(497c) A Method for Modeling Chemical Multimedia Partitioning with Neural Networks and Classifiers
AIChE Annual Meeting
2006
2006 Annual Meeting
Environmental Division
Environmental Fate and Transport Processes I
Thursday, November 16, 2006 - 9:20am to 9:45am
Multimedia fate and transport models are typically utilized for screening analysis of the multimedia distribution of chemicals in specific or generic geographical regions. Input to multimedia models consist of physicochemical properties for chemicals under scrutiny. Multimedia models require a variety of physicochemical properties. However, there is a large number of chemicals of concern for which the required physicochemical data are either uncertain or unknown. Accordingly, a methodology is proposed, based on artificial neural networks and classifiers, to estimate transport and fate of organic chemicals when data for the physicochemical properties of chemicals of concern are inaccurate, incomplete or unavailable. In the present approach, several artificial neural network architectures and classifiers have been trained, using data generated from a multimedia fate and transport model, to estimate concentrations in different media from physicochemical and molecular descriptors of the chemicals of interest.
The core of the proposed methodology is to select relevant multimedia chemical distribution patterns that represent regions of the input-output multidimensional space of a given multimedia model, for training networks that can subsequently serve as multivariate function approximators. The relevant patterns to train neural networks were selected via a two step process. In the first step, the input-target space was analyzed with several feature selection algorithms, e.g., filters or wrappers, to reduce the required number of input variables. In the second step, the selected chemicals (represented by input vectors) were clustered with a Self-Organizing Map and placed in either training or test data sets as their corresponding clusters suggest.

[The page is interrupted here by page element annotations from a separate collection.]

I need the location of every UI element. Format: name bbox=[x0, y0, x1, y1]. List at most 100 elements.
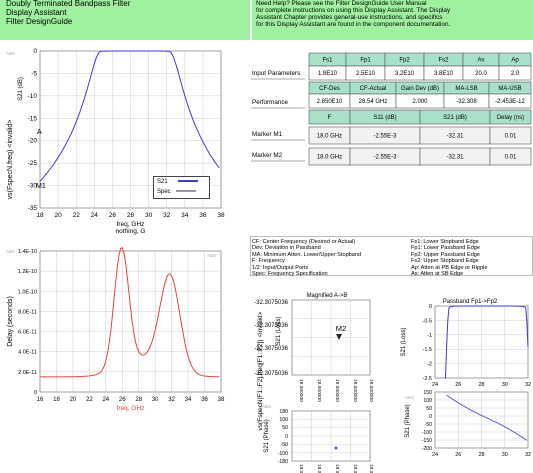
table3-row-label: Marker M2 bbox=[252, 152, 283, 159]
plot1-xtick: 38 bbox=[217, 212, 225, 219]
plot2-delay-curve bbox=[40, 247, 220, 378]
plot4-xtick-bot: 28 bbox=[478, 452, 484, 458]
plot4-ytick-bot: -150 bbox=[422, 438, 432, 444]
plot2-ytick: 1.0E-10 bbox=[18, 289, 37, 295]
note-line: Fp2: Upper Passband Edge bbox=[411, 251, 481, 258]
plot4-ytick-top: -2 bbox=[427, 362, 432, 368]
plot3-ytick-top: -32.3075036 bbox=[254, 371, 288, 377]
plot2-ytick: 1.2E-10 bbox=[18, 269, 37, 275]
plot1-ytick: 0 bbox=[33, 48, 37, 55]
plot4-phase-curve bbox=[446, 394, 528, 441]
plot1-marker-m1: M1 bbox=[36, 183, 46, 190]
plot4-ytick-top: -0.5 bbox=[423, 318, 432, 324]
table3-header: S11 (dB) bbox=[373, 115, 396, 121]
note-line: Ap: Atten at PB Edge or Ripple bbox=[411, 264, 488, 271]
plot3-title: Magnified A->B bbox=[307, 293, 348, 299]
table3-cell: 0.01 bbox=[505, 134, 517, 140]
plot3-ytick-top: -32.3075036 bbox=[254, 323, 288, 329]
header-subtitle-2: Filter DesignGuide bbox=[6, 16, 73, 26]
plot1-ytick: -5 bbox=[31, 70, 37, 77]
plot3-phase-point bbox=[334, 446, 338, 450]
plot3-ytick-bot: -100 bbox=[278, 451, 288, 457]
plot3-ytick-top: -32.3075036 bbox=[254, 300, 288, 306]
plot2-ytick: 0 bbox=[34, 390, 37, 396]
plot1-s21-curve bbox=[39, 50, 220, 182]
plot3-ylabel-outer: vs(FspecN[F1::F2],freq[F1::F2]) <invalid… bbox=[257, 311, 264, 430]
plot4-xtick-bot: 24 bbox=[432, 452, 438, 458]
table2-value: -2.453E-12 bbox=[495, 99, 525, 105]
plot3-xtick-top: 18.000000 bbox=[334, 379, 340, 402]
plot1-ytick: -20 bbox=[28, 138, 38, 145]
help-line: for complete instructions on using this … bbox=[256, 7, 451, 15]
plot2-xtick: 30 bbox=[152, 397, 159, 403]
table2-value: -32.308 bbox=[456, 99, 477, 105]
plot4-xtick-top: 28 bbox=[478, 382, 484, 388]
plot3-xtick-bot: 18.000000 bbox=[334, 464, 340, 473]
plot1-ylabel: vs(FspecN,freq) <invalid> bbox=[7, 120, 14, 200]
plot3-ytick-bot: -50 bbox=[281, 442, 289, 448]
table2-header: CF-Des bbox=[319, 86, 340, 92]
header-title: Doubly Terminated Bandpass Filter bbox=[6, 0, 131, 8]
table3-header-bg bbox=[489, 109, 532, 125]
plot3-ylabel-bot: S21 (Phase) bbox=[264, 419, 270, 452]
table3-header: Delay (ns) bbox=[497, 115, 524, 121]
plot2-ytick: 4.0E-11 bbox=[18, 350, 37, 356]
plot4-ytick-top: -1.5 bbox=[423, 347, 432, 353]
plot3-xtick-bot: 18.000000 bbox=[352, 464, 358, 473]
table2-value-bg bbox=[488, 93, 532, 109]
plot2-ytick: 2.0E-11 bbox=[18, 370, 37, 376]
plot2-xtick: 26 bbox=[119, 397, 126, 403]
plot2-xtick: 34 bbox=[185, 397, 192, 403]
plot4-xtick-bot: 30 bbox=[502, 452, 508, 458]
plot4-xtick-top: 30 bbox=[502, 382, 508, 388]
table3-cell: 0.01 bbox=[505, 155, 517, 161]
plot1-xtick: 22 bbox=[73, 212, 81, 219]
plot3-xtick-bot: 18.000000 bbox=[368, 464, 374, 473]
plot3-ytick-bot: 50 bbox=[282, 425, 288, 431]
table2-value: 2.850E10 bbox=[317, 99, 343, 105]
table3-cell: -32.31 bbox=[446, 155, 464, 161]
plot2-xtick: 22 bbox=[86, 397, 93, 403]
plot3-xtick-top: 18.000000 bbox=[298, 379, 304, 402]
plot1-ytick: -25 bbox=[28, 160, 38, 167]
plot2-ytick: 1.4E-10 bbox=[18, 249, 37, 255]
plot2-frame bbox=[39, 250, 222, 393]
plot1-xtick: 36 bbox=[199, 212, 207, 219]
plot1-xlabel2: nothing, G bbox=[116, 228, 146, 235]
plot2-xtick: 36 bbox=[201, 397, 208, 403]
plot1-xtick: 32 bbox=[163, 212, 171, 219]
note-line: Fs2: Upper Stopband Edge bbox=[411, 258, 479, 265]
table1-header: Fs2 bbox=[438, 58, 449, 64]
plot4-loss-curve bbox=[444, 305, 529, 379]
help-line: Need Help? Please see the Filter DesignG… bbox=[256, 0, 427, 7]
notes-right: Fs1: Lower Stopband Edge Fp1: Lower Pass… bbox=[411, 239, 488, 278]
table1-header: Fp1 bbox=[360, 58, 371, 64]
table1-header: Fs1 bbox=[322, 58, 333, 64]
plot3-xtick-bot: 18.000000 bbox=[316, 464, 322, 473]
legend-swatch-spec bbox=[175, 190, 196, 193]
plot2-abs-label: ABS bbox=[6, 249, 15, 254]
plot4-ytick-bot: -200 bbox=[422, 446, 432, 452]
plot3-abs-label: ABS bbox=[262, 404, 271, 409]
plot3-ytick-top: -32.3075036 bbox=[254, 346, 288, 352]
notes-left: CF: Center Frequency (Desired or Actual)… bbox=[252, 239, 361, 278]
plot3-marker-m2: M2 bbox=[336, 324, 346, 333]
table3-cell: -2.55E-3 bbox=[373, 155, 397, 161]
table3-header: F bbox=[328, 115, 332, 121]
plot4-ylabel-top: S21 (Loss) bbox=[401, 327, 407, 356]
table3-cell: 18.0 GHz bbox=[317, 155, 342, 161]
plot2-xtick: 24 bbox=[102, 397, 109, 403]
plot3-xtick-top: 18.000000 bbox=[316, 379, 322, 402]
legend-item-s21: S21 bbox=[154, 177, 209, 187]
table3-cell-bg bbox=[489, 147, 532, 166]
plot4-ytick-bot: 50 bbox=[426, 406, 432, 412]
plot3-marker-m2-arrow bbox=[336, 334, 342, 340]
plot1-ytick: -15 bbox=[28, 115, 38, 122]
plot4-ytick-top: -1 bbox=[427, 333, 432, 339]
plot4-ytick-bot: 0 bbox=[429, 414, 432, 420]
plot1-xtick: 26 bbox=[109, 212, 117, 219]
plot3-ytick-bot: -180 bbox=[278, 459, 288, 465]
note-line: 1/2: Input/Output Ports bbox=[252, 264, 309, 271]
plot4-xtick-top: 26 bbox=[455, 382, 461, 388]
table1-value: 3.2E10 bbox=[395, 71, 415, 77]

Training and testing of different artificial neural networks (backpropagation and RBFs) and classifiers (fuzzy ARTMAP and Support Vector Machines) were performed with the corresponding data sets, followed by comparison of models with respect to their performance. In the present study, multimedia simulations were carried out via a standard multimedia model for a given geographical area and meteorological conditions. In the first stage, the input to the neural networks were sets of physicochemical properties for 490 selected chemicals (332 for training and 158 for testing). In a second stage, the physicochemical properties were replaced by molecular descriptors as input for the neural networks. For the 332 training chemicals selected, seven physicochemical properties and the corresponding multimedia model output concentrations contained sufficient information for training the neural networks and classifiers. That selection was confirmed by an evaluation of the multivariate correlation of the data using the K correlation index. The seven relevant variables were those related to chemical partitioning coefficients and degradation rate parameters in each media. The selected backpropagation final architecture was a 7-20-5 network (7 input variables, one hidden layer with 20 neurons and the concentration in 5 media ? air, water, sediments, soil and vegetation - as output) which was able to predict the 5 output concentrations with an mean absolute error of 0.026 in terms of scaled/normalized concentrations. Equally performing models were obtained with RBFs networks, as well as with the classifiers fuzzy ARTMAP and Support Vector Machines. Training models with physicochemical properties as the chemical-specific input variables revealed that the artificial neural network and classifiers based model can be used to estimate chemical concentrations provided that the training data set contained representative patterns. Partitioning concentrations predicted for the above mentioned 5 media with neural networks and classifiers trained with only molecular descriptors of the chemicals of interest will also be presented and discussed.